I am not sure why I haven't blogged about my September weekend in Paris yet. It was my sixth time in the capital and blogged about it before, but I had not been back for ages, and all my visits, including this, have always been flash breaks. So, this time I wanted to strike a good balance between the more traditional landmarks (i.e. sparkling Eiffel Tower by night, Mont Maintre and cemeteries) and less touristy spots (i.e. Les Marais and Montparnasse Tower).
The weather was glorious if not a touch too hot.
We spent most of the Saturday browsing the independent boutiques of Les Marais and watching the flawless crowd go by, while sipping coffee in the many cafes of this fashionable neighbourhood. Shopping was an excellent way of interacting with locals. As my husband and I noticed, all the shop assistants were stunning: pretty, kind and well-spoken. I was too busy (window) shopping and chatting to take photos of the delights I saw, but managed to take note of all the labels that stole my heart.
Photos (c) Jean Marie Racon
Ella Luna had lovely party dresses, Ekjo Paris stocked cosy cashmere jumper dresses, Custo Barcelona had the most eccentric printed kimono-dress made of different fabrics, with mossy green being the predominant colour. In a uber-funky shop -- a huge bazaar-style maze mixing new and second-hand stuff, I finally got a pair of eco VEJA trainers which have become my second skin since. I was slightly disappointed by Paul & Joe Sister. Online you can find more of the previous collections than in store. This could be said for any make, but the Parisian branch was disappointingly badly stocked. I was so upset when I turned up at Repetto shop to find it shut (Paris shops don't do Sunday). Ah well, it will be for next time. For more information, you can virtually browse this quarter on Haut Marais, an informative shopping compass.
The best part was styling Mr Lofty.

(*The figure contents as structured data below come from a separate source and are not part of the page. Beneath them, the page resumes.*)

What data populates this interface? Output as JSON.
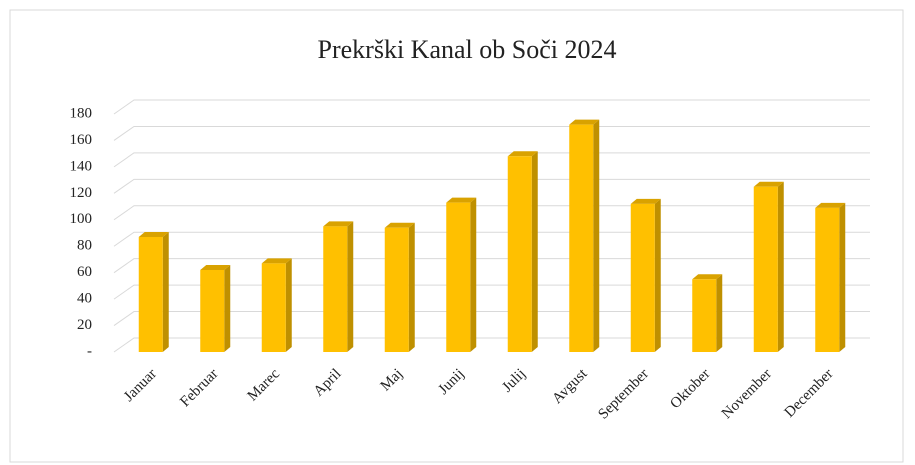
{
  "chart_data": {
    "type": "bar3d",
    "title": "Prekrški Kanal ob Soči 2024",
    "categories": [
      "Januar",
      "Februar",
      "Marec",
      "April",
      "Maj",
      "Junij",
      "Julij",
      "Avgust",
      "September",
      "Oktober",
      "November",
      "December"
    ],
    "values": [
      87,
      62,
      67,
      95,
      94,
      113,
      148,
      172,
      112,
      55,
      125,
      109
    ],
    "color": "#ffc000",
    "ylim": [
      0,
      180
    ],
    "yticks": [
      {
        "value": 0,
        "label": "-"
      },
      20,
      40,
      60,
      80,
      100,
      120,
      140,
      160,
      180
    ],
    "grid": true
  }
}
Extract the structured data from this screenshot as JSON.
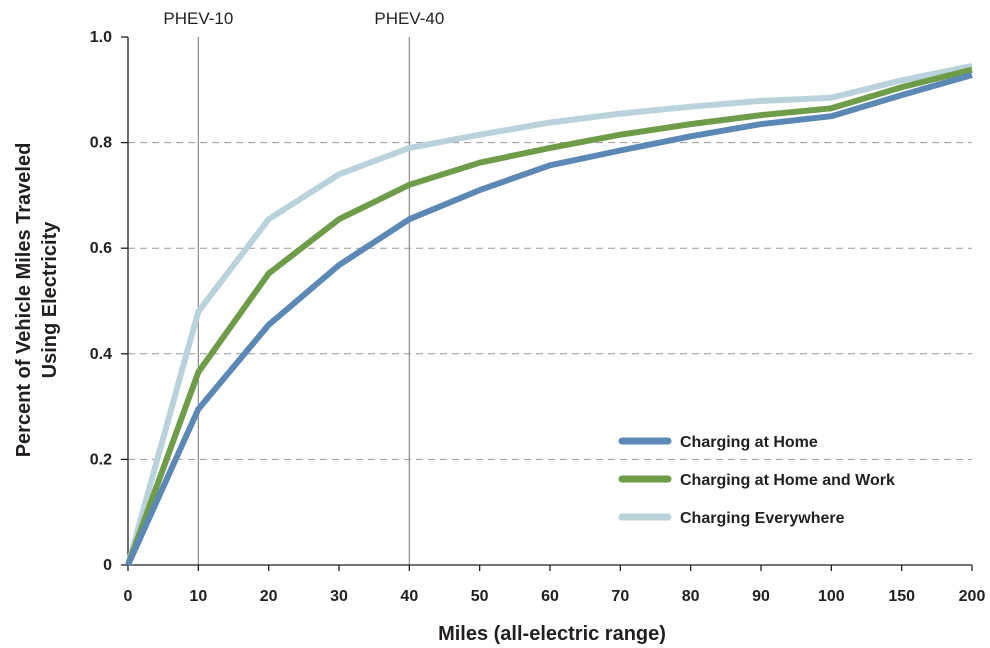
{
  "chart_data": {
    "type": "line",
    "xlabel": "Miles (all-electric range)",
    "ylabel_lines": [
      "Percent of Vehicle Miles Traveled",
      "Using Electricity"
    ],
    "x": [
      "0",
      "10",
      "20",
      "30",
      "40",
      "50",
      "60",
      "70",
      "80",
      "90",
      "100",
      "150",
      "200"
    ],
    "ylim": [
      0,
      1.0
    ],
    "yticks": [
      "0",
      "0.2",
      "0.4",
      "0.6",
      "0.8",
      "1.0"
    ],
    "y_tick_values": [
      0,
      0.2,
      0.4,
      0.6,
      0.8,
      1.0
    ],
    "grid": "horizontal-dashed",
    "legend_position": "bottom-right",
    "reference_lines": [
      {
        "x": "10",
        "label": "PHEV-10"
      },
      {
        "x": "40",
        "label": "PHEV-40"
      }
    ],
    "series": [
      {
        "name": "Charging Everywhere",
        "color": "#b9d2dc",
        "values": [
          0,
          0.48,
          0.655,
          0.74,
          0.79,
          0.815,
          0.838,
          0.855,
          0.868,
          0.879,
          0.885,
          0.918,
          0.945
        ]
      },
      {
        "name": "Charging at Home and Work",
        "color": "#6e9c48",
        "values": [
          0,
          0.365,
          0.552,
          0.655,
          0.72,
          0.762,
          0.79,
          0.815,
          0.835,
          0.852,
          0.865,
          0.905,
          0.938
        ]
      },
      {
        "name": "Charging at Home",
        "color": "#5b88b5",
        "values": [
          0,
          0.295,
          0.455,
          0.568,
          0.655,
          0.71,
          0.757,
          0.785,
          0.812,
          0.835,
          0.85,
          0.89,
          0.928
        ]
      }
    ],
    "legend_order": [
      "Charging at Home",
      "Charging at Home and Work",
      "Charging Everywhere"
    ]
  }
}
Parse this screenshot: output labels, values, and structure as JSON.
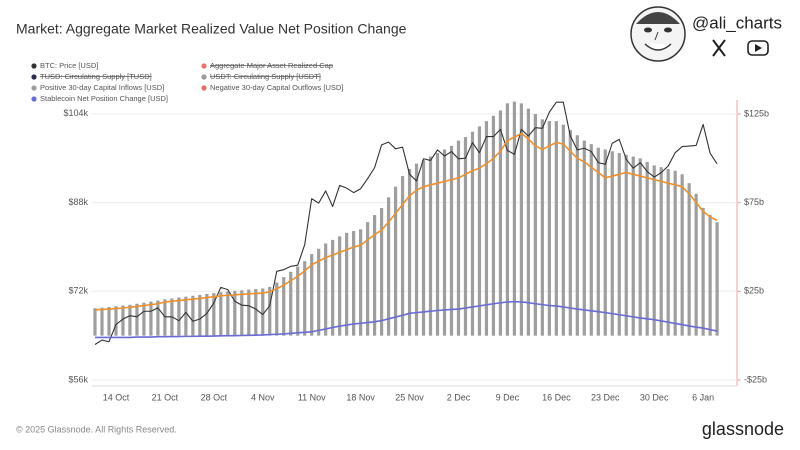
{
  "chart_data": {
    "type": "combo",
    "title": "Market: Aggregate Market Realized Value Net Position Change",
    "categories": [
      null,
      null,
      null,
      "14 Oct",
      null,
      null,
      null,
      null,
      null,
      null,
      "21 Oct",
      null,
      null,
      null,
      null,
      null,
      null,
      "28 Oct",
      null,
      null,
      null,
      null,
      null,
      null,
      "4 Nov",
      null,
      null,
      null,
      null,
      null,
      null,
      "11 Nov",
      null,
      null,
      null,
      null,
      null,
      null,
      "18 Nov",
      null,
      null,
      null,
      null,
      null,
      null,
      "25 Nov",
      null,
      null,
      null,
      null,
      null,
      null,
      "2 Dec",
      null,
      null,
      null,
      null,
      null,
      null,
      "9 Dec",
      null,
      null,
      null,
      null,
      null,
      null,
      "16 Dec",
      null,
      null,
      null,
      null,
      null,
      null,
      "23 Dec",
      null,
      null,
      null,
      null,
      null,
      null,
      "30 Dec",
      null,
      null,
      null,
      null,
      null,
      null,
      "6 Jan",
      null,
      null
    ],
    "series": [
      {
        "name": "BTC: Price [USD]",
        "type": "line",
        "color": "#333333",
        "values": [
          62400,
          63200,
          62900,
          66000,
          67000,
          67600,
          67400,
          68400,
          68400,
          69000,
          67400,
          67400,
          66700,
          68200,
          66600,
          67000,
          68000,
          69900,
          72700,
          72300,
          70200,
          69500,
          69400,
          68800,
          67800,
          69400,
          75600,
          75900,
          76500,
          76700,
          80400,
          88700,
          87900,
          90100,
          87300,
          91100,
          90600,
          89800,
          90500,
          92300,
          94300,
          98400,
          98900,
          97700,
          98000,
          93100,
          91900,
          95900,
          95600,
          97500,
          96400,
          97200,
          95900,
          96000,
          98800,
          97000,
          99900,
          99900,
          101200,
          97400,
          96700,
          101200,
          100000,
          101500,
          101400,
          104300,
          106100,
          106100,
          100000,
          97500,
          97800,
          97200,
          95200,
          94900,
          98700,
          99400,
          95800,
          94200,
          95200,
          93600,
          92600,
          93400,
          94600,
          97000,
          98100,
          98200,
          98300,
          102100,
          96900,
          95000
        ]
      },
      {
        "name": "Aggregate Major Asset Realized Cap",
        "color": "#e8736b",
        "struck": true
      },
      {
        "name": "TUSD: Circulating Supply [TUSD]",
        "color": "#2b2b55",
        "struck": true
      },
      {
        "name": "USDT: Circulating Supply [USDT]",
        "color": "#9a9a9a",
        "struck": true
      },
      {
        "name": "Positive 30-day Capital Inflows [USD]",
        "type": "bar",
        "axis": "y2",
        "color": "#9e9e9e",
        "values": [
          15.5,
          15.8,
          16.2,
          16.6,
          17.0,
          17.4,
          18.0,
          18.6,
          19.2,
          19.8,
          20.5,
          21,
          21.5,
          22,
          22.5,
          23,
          23.5,
          24,
          24.5,
          25,
          25.3,
          25.6,
          26,
          26.3,
          26.6,
          27.5,
          30,
          33,
          36,
          39,
          42,
          46,
          49,
          52,
          54,
          56,
          58,
          59,
          60,
          64,
          68,
          72,
          78,
          84,
          90,
          94,
          97,
          99,
          101,
          103,
          105,
          107,
          110,
          112,
          115,
          118,
          121,
          124,
          127,
          131,
          132,
          131,
          128,
          125,
          122,
          121,
          121,
          119,
          116,
          113,
          110,
          108,
          106,
          105,
          104,
          103,
          102,
          101,
          100,
          98,
          96,
          95,
          94,
          93,
          91,
          86,
          80,
          72,
          68,
          64
        ]
      },
      {
        "name": "Negative 30-day Capital Outflows [USD]",
        "color": "#e86b6b"
      },
      {
        "name": "Stablecoin Net Position Change [USD]",
        "type": "line",
        "axis": "y2",
        "color": "#6b6bd6",
        "values": [
          -1,
          -1,
          -1,
          -1,
          -1,
          -1,
          -0.8,
          -0.8,
          -0.8,
          -0.6,
          -0.6,
          -0.5,
          -0.5,
          -0.4,
          -0.4,
          -0.3,
          -0.3,
          -0.2,
          -0.1,
          0,
          0,
          0.1,
          0.2,
          0.3,
          0.4,
          0.6,
          0.8,
          1.0,
          1.3,
          1.6,
          1.9,
          2.2,
          3,
          3.8,
          4.6,
          5.4,
          6,
          6.6,
          7.0,
          7.4,
          7.8,
          8.5,
          9.5,
          10.5,
          11.5,
          12.6,
          13,
          13.4,
          13.8,
          14.2,
          14.5,
          14.8,
          15,
          15.6,
          16.2,
          16.8,
          17.4,
          18,
          18.5,
          19,
          19.2,
          19,
          18.6,
          18,
          17.5,
          17,
          16.7,
          16.2,
          15.6,
          15,
          14.5,
          14,
          13.5,
          13,
          12.4,
          11.8,
          11.2,
          10.6,
          10,
          9.5,
          9,
          8.3,
          7.6,
          6.9,
          6.2,
          5.5,
          4.8,
          4.3,
          3.4,
          2.6
        ]
      },
      {
        "type": "line",
        "axis": "y2",
        "color": "#f0902a",
        "values": [
          14.5,
          14.8,
          15.0,
          15.3,
          15.6,
          16.0,
          16.5,
          17.0,
          17.5,
          18.0,
          19.0,
          19.4,
          19.8,
          20.2,
          20.6,
          21.0,
          21.5,
          22.0,
          22.5,
          22.8,
          23.0,
          23.3,
          23.6,
          23.8,
          24.0,
          24.8,
          26.5,
          28.5,
          31,
          33.5,
          36.5,
          40,
          42,
          44,
          45.5,
          47,
          48.5,
          50,
          51,
          54,
          57,
          59.5,
          64,
          69,
          74,
          79,
          82,
          84,
          85,
          86,
          87,
          88,
          89,
          91,
          93,
          94.5,
          97,
          100,
          104,
          110,
          112,
          114,
          111,
          107,
          105,
          107,
          109,
          108,
          104,
          100,
          98,
          95,
          92,
          89,
          90,
          91,
          92,
          91,
          90,
          89,
          88,
          87,
          86,
          85,
          84,
          80,
          75,
          70,
          67,
          65
        ]
      }
    ],
    "ylim": [
      56000,
      106500
    ],
    "yticks": [
      {
        "value": 56000,
        "label": "$56k"
      },
      {
        "value": 72000,
        "label": "$72k"
      },
      {
        "value": 88000,
        "label": "$88k"
      },
      {
        "value": 104000,
        "label": "$104k"
      }
    ],
    "y2lim": [
      -25,
      132.9
    ],
    "y2ticks": [
      {
        "value": -25,
        "label": "-$25b"
      },
      {
        "value": 25,
        "label": "$25b"
      },
      {
        "value": 75,
        "label": "$75b"
      },
      {
        "value": 125,
        "label": "$125b"
      }
    ],
    "grid": true
  },
  "watermark": {
    "handle": "@ali_charts"
  },
  "footer": {
    "copyright": "© 2025 Glassnode. All Rights Reserved.",
    "brand": "glassnode"
  }
}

My job was completed when he decided to buy this whole outfit (but the scarf) from LOFT design by.
And please pose your eyes on the male model for a few seconds (click on the pic to enlarge)... Oh, those eyes!
This girl looked very in vogue with those bunny ears (I know they are Minnie's ears, but the general trend has been labelled *Bunny Ear Look*). Only later I realised that she was one of the veterans from Eurodisney, hence the hair ornament. The Montparnasse tower's rooftop on the 54th floor is open-air providing an unfiltered vista of the city and is not as touristy as other high spots I have visited during my citytrotting experiences, so the climb was quick and sweet.
The Seine has got a calming effect on me as it allows my eye to see beyond and enjoy a wide panorama, no matter where you stand or from which perspective you look at it. This is a liberating feeling I only experience in low-rise cities like Berlin.
Mon Maintre is one of the cheesiest places in Paris, and understandably so. Its dominant position and artistic heritage is a tourist attraction turned into a trap. It's where the Bohemian crowd used to live and work before rocketing rents forced them to move to the unglamorous Montparnasse.
Notre Dame at sunset takes on a golden hue, which is mesmerising. {P.S. I am running out of superlatives!}
I finally paid a visit of respect to my literature and music idols in the two famous cemeteries of Montparnasse (flat and squared) and Père Lachaise (hilly and curvy) where the likes of Samuel Beckett, Charles Baudelaire, Paul Sartre, Serge Gainsbourg, Man Ray and Jim Morrison rest in (not so much) peace.
Last but not least, don't miss a dinner Chez Janou, a popular bistro with a retro feel and very French menu, architecture and hectic service.
C'est tout, au Revoire, amis de Carmille!